欧州、オセアニア通貨に対して、円とドルが同時に売買されたことも円・ドル相場の方向感を乏しくさせた。しかし、3日には米新規失業保険申請件数が強い結果となり、米金利が上昇し米国株が大幅高となると、円売り・ドル買いが進み82.53円まで下げた。
来週、米国では7日に1月米消費者信用残高、9日にMBA住宅ローン申請指数、1月米卸売在庫、10日に新規失業保険申請件数、1月米貿易収支、11日に2月米小売売上高、3月ミシガン大・消費者態度指数・速報値、1月米企業在庫などの発表がある。また、ロックハート米アトランタ連銀総裁が7日に米経済について講演を行う。
米財務省は8日に3年債320億ドル、9日に10年債210億ドル、10日に30年債130億ドル規模の入札を実施する。
一方、日本では7日に1月景気動向指数・速報値、8日に1月国際収支、9日に1月機械受注、10日に10-12月期実質国内総生産(GDP)・改定値、2月国内企業物価指数などが公表される。

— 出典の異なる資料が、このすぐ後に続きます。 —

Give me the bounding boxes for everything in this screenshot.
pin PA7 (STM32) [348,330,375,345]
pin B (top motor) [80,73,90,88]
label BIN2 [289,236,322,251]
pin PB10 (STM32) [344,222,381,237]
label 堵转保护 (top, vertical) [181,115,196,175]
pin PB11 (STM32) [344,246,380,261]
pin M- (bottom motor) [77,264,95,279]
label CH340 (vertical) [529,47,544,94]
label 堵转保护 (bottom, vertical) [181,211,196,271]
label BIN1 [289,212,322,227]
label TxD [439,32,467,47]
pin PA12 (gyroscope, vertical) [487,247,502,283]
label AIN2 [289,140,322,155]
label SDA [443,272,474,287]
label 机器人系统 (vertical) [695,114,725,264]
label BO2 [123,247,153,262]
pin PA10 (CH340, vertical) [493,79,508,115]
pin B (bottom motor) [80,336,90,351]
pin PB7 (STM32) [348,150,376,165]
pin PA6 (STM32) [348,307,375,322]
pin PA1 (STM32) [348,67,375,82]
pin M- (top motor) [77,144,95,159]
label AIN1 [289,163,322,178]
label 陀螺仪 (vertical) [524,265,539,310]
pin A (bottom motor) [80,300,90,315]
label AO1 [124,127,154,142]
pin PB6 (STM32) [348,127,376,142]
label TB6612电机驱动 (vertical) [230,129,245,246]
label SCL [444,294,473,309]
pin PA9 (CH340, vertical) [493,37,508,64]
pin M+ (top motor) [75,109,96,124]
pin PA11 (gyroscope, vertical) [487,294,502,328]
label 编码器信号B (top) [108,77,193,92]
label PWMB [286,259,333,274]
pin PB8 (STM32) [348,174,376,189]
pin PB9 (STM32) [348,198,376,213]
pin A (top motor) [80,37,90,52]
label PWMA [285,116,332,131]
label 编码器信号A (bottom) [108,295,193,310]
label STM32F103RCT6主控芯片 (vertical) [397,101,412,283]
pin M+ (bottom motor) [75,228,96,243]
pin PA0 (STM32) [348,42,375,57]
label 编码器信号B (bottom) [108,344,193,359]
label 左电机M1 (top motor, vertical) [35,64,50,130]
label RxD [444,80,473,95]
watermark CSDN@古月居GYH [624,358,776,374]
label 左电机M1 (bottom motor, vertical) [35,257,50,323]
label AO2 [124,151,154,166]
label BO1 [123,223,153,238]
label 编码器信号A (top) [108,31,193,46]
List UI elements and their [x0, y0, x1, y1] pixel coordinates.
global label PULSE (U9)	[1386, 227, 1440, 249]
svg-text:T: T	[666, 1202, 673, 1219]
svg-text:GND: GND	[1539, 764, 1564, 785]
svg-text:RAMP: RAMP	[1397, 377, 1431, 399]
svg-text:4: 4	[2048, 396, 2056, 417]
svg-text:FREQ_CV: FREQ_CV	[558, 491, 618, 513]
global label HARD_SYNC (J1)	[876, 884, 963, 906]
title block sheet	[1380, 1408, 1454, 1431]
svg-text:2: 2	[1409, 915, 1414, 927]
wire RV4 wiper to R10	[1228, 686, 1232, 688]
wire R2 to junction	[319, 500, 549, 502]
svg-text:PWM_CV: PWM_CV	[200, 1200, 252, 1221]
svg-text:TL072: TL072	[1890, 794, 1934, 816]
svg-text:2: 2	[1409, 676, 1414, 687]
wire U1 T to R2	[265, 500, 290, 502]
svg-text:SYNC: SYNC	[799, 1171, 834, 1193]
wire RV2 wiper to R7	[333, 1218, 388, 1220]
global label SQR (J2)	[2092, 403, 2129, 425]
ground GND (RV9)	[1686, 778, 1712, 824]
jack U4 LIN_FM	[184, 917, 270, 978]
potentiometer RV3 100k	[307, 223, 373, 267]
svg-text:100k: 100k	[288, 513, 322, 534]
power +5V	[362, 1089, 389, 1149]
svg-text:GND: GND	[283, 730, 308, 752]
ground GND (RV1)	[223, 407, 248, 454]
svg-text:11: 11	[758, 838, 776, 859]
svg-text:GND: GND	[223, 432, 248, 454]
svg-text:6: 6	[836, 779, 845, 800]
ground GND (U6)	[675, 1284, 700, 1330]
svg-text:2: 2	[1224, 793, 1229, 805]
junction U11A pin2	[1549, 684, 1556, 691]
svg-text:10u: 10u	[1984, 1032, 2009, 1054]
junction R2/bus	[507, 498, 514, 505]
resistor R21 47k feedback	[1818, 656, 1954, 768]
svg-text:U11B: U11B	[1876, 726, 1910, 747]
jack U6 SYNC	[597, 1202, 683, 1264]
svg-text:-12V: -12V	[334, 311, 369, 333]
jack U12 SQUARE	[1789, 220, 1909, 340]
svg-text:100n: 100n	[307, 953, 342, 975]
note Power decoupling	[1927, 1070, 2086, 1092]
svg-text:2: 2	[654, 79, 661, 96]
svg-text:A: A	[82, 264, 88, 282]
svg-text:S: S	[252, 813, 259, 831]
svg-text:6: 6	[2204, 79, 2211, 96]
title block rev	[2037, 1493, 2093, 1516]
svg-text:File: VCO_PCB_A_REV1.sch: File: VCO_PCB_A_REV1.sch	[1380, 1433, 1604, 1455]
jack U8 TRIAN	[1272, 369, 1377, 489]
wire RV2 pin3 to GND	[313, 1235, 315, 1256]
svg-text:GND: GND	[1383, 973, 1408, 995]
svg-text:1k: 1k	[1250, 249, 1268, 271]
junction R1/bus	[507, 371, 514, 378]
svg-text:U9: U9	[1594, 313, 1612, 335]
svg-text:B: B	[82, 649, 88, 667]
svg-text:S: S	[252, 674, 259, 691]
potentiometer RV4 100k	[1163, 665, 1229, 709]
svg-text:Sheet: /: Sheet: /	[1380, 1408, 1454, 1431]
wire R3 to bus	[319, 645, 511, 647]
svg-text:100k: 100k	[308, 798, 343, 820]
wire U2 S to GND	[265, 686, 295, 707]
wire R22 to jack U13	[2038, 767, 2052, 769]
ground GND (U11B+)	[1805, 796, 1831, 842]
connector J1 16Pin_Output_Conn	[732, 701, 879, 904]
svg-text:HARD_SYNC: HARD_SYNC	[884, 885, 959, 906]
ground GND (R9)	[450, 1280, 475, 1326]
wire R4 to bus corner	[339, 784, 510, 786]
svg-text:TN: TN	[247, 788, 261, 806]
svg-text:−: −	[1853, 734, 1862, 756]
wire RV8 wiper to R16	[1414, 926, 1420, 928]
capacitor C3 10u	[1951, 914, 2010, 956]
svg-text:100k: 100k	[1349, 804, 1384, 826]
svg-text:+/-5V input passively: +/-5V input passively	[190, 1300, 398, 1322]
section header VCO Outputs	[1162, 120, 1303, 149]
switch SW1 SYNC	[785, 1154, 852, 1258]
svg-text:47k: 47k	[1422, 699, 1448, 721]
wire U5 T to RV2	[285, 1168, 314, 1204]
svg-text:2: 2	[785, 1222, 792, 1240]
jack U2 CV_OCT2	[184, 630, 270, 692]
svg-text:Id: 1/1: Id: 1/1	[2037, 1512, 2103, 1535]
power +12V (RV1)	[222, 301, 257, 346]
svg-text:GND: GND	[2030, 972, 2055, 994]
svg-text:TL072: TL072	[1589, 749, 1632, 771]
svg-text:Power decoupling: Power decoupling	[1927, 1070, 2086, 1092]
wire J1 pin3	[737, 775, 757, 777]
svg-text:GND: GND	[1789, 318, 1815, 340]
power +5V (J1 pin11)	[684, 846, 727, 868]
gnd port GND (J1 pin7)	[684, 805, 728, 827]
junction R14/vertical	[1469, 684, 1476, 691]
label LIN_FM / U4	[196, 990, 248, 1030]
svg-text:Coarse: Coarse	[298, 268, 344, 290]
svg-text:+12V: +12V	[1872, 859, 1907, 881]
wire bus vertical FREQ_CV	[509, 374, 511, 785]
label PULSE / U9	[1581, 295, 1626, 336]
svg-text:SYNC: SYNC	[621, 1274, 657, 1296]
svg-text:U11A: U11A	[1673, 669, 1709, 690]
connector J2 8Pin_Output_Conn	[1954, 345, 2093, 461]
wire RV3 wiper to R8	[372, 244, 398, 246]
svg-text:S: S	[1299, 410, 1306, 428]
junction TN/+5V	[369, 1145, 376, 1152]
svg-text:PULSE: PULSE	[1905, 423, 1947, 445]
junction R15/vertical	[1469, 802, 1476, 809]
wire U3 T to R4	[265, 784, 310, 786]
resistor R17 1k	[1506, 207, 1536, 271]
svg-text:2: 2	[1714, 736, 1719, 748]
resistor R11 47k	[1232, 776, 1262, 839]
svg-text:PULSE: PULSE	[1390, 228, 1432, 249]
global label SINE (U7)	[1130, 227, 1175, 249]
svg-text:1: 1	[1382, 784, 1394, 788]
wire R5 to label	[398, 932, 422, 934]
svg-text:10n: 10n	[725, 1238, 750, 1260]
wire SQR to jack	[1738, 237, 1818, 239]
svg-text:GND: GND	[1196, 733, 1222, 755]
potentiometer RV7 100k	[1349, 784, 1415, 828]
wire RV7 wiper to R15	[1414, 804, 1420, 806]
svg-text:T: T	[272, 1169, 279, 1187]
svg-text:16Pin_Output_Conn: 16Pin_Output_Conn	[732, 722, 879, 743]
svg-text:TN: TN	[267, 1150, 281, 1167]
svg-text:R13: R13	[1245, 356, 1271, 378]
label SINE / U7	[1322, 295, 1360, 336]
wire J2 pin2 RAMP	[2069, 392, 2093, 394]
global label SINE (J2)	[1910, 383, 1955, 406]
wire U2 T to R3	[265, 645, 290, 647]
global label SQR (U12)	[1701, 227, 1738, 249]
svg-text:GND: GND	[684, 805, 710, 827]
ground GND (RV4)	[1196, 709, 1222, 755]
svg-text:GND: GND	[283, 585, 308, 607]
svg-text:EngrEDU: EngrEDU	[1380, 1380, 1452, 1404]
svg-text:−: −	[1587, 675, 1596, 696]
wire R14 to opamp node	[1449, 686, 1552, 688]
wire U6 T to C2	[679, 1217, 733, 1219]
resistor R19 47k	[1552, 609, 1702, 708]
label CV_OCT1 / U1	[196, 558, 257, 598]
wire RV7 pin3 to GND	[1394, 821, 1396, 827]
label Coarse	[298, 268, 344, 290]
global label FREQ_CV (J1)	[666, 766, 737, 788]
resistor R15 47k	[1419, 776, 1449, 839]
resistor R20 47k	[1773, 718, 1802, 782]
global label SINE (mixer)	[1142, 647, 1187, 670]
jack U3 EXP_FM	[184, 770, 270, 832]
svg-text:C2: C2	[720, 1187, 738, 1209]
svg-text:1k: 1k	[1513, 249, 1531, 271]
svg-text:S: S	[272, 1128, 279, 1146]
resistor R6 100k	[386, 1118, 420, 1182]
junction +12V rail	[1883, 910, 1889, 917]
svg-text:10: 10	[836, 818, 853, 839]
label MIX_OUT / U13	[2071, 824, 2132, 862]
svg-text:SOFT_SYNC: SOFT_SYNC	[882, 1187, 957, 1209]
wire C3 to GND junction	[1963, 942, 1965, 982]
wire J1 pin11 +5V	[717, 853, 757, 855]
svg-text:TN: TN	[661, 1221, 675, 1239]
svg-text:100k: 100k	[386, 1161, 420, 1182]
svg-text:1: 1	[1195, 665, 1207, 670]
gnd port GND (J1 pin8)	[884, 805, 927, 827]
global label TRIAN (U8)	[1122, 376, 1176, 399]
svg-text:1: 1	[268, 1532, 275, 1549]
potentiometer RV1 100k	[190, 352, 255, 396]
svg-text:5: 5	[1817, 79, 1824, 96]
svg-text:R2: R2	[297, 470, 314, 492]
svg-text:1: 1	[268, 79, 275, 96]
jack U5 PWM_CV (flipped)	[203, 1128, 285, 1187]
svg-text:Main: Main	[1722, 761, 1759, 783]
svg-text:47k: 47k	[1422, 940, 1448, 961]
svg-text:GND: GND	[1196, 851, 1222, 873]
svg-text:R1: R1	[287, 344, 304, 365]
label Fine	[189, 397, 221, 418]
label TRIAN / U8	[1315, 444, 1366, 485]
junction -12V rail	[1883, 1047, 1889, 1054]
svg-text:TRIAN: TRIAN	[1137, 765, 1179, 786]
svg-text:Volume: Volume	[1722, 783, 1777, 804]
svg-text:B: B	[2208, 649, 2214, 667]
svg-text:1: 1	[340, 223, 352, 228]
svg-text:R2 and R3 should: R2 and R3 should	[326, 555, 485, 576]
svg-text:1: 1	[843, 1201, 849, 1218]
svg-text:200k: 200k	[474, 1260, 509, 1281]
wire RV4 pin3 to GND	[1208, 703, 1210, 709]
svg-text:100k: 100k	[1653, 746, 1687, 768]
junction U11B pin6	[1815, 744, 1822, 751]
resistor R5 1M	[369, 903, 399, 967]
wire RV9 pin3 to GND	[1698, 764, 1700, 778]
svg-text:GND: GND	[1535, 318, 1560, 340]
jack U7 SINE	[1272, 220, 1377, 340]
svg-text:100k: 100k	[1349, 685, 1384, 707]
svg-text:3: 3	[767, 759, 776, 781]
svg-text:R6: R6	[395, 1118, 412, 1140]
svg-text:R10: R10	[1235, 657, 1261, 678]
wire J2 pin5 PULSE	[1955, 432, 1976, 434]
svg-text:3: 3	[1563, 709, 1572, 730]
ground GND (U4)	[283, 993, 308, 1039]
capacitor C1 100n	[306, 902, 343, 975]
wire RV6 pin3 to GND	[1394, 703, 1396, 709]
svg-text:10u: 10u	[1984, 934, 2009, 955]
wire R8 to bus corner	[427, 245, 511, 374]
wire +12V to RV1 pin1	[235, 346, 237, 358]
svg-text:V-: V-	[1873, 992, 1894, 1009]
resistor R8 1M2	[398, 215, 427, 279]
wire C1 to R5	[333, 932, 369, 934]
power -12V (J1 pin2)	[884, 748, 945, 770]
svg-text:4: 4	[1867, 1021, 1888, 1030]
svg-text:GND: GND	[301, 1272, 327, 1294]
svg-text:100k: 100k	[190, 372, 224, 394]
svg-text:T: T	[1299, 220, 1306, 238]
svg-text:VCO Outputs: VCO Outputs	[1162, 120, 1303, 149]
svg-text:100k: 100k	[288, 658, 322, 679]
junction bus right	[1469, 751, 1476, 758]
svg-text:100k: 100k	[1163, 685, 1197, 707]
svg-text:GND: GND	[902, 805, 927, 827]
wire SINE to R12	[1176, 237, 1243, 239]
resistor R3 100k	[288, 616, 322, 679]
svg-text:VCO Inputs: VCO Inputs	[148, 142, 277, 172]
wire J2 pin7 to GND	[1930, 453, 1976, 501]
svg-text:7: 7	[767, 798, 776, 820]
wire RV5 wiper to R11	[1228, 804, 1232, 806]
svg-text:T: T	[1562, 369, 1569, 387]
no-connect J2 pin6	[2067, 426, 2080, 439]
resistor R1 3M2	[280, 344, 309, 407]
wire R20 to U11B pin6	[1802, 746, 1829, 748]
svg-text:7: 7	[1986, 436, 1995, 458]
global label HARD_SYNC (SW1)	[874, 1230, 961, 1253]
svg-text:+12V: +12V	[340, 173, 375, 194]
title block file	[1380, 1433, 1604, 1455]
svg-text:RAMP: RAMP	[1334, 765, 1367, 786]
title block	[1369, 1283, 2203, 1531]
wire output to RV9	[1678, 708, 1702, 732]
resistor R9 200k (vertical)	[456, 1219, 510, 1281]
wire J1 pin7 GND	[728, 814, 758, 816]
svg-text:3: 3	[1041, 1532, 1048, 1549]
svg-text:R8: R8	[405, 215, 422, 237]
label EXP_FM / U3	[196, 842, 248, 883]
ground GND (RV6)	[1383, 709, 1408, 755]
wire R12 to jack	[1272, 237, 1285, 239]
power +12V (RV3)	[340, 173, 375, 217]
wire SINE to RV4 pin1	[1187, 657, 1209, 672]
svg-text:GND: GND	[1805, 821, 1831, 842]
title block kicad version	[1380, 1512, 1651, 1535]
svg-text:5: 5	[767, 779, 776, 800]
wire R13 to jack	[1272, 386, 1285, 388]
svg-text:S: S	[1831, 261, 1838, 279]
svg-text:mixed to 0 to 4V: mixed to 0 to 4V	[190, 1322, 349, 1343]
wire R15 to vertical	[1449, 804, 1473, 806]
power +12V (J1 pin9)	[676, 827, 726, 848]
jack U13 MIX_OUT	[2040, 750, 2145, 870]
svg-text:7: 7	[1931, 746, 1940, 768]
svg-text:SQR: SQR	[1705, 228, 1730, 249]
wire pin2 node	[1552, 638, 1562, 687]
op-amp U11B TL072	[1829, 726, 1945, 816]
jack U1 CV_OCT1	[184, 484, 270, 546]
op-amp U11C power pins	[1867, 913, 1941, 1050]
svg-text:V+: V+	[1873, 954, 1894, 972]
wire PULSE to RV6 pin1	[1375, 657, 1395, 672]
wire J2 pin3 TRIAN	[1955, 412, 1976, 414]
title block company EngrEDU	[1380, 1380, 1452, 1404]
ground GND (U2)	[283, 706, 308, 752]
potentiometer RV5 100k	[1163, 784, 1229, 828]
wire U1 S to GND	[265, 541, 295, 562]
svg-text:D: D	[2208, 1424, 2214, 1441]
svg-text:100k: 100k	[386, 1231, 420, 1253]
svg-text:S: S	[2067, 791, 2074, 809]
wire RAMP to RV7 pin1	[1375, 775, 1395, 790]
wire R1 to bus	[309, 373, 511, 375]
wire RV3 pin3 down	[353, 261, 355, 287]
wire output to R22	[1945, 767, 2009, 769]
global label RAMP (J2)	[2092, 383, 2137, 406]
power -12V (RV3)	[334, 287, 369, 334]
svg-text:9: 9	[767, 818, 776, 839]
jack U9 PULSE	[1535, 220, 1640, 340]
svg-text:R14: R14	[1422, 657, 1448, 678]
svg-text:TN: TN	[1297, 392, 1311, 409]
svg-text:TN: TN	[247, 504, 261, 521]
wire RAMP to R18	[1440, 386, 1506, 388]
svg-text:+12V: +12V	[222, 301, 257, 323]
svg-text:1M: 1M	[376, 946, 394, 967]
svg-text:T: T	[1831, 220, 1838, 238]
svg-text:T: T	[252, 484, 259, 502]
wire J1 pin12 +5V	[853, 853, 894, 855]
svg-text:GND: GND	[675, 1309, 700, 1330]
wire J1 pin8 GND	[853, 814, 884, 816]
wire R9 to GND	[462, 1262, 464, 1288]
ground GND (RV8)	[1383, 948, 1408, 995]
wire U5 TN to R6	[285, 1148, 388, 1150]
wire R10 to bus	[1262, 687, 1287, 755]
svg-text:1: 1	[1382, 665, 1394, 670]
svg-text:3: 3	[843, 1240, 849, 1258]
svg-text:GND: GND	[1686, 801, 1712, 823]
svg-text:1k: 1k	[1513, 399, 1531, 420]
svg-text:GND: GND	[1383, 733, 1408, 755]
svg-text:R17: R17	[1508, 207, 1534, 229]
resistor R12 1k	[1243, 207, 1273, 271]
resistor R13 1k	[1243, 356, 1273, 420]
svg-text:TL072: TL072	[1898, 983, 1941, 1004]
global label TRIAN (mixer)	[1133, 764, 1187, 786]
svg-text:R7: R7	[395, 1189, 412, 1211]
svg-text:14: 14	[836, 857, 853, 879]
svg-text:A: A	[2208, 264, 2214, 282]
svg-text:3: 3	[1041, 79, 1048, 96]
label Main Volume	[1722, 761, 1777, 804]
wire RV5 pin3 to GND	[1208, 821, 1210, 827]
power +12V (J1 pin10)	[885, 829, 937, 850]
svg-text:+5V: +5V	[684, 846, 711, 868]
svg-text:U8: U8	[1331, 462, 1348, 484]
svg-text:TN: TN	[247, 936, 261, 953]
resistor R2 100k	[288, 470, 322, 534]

来週は大きな指標が目立たない。米国債の入札を受けた米金利の動きや、世界の株式相場の動向が為替に影響を与えるだろう。
来週の円相場は引き続き一進一退の展開となりそうだ。決算期末に向けた日本の輸出企業や機関投資家の対外資産引き揚げ(リパトリエーション)が依然意識される反面、米景気回復期待や米金利上昇を背景に円を売る動きが出て上下に動きにくいだろう。中東情勢への過度な警戒感が後退しつつあることや、米国債の入札を控えて需給悪化懸念から金利が上昇しがちであることなどを踏まえると、やや円安方向に向かいやすいのではないか。レンジは1ドル=81.20-84.00円を想定している。
もっとも、今後の動きは今晩の2月米雇用統計の結果次第だろう。失業率が9.1%、非農業部門雇用者数変化が前月比19.6万人増となっており、予想からどの程度ぶれるかが焦点だ。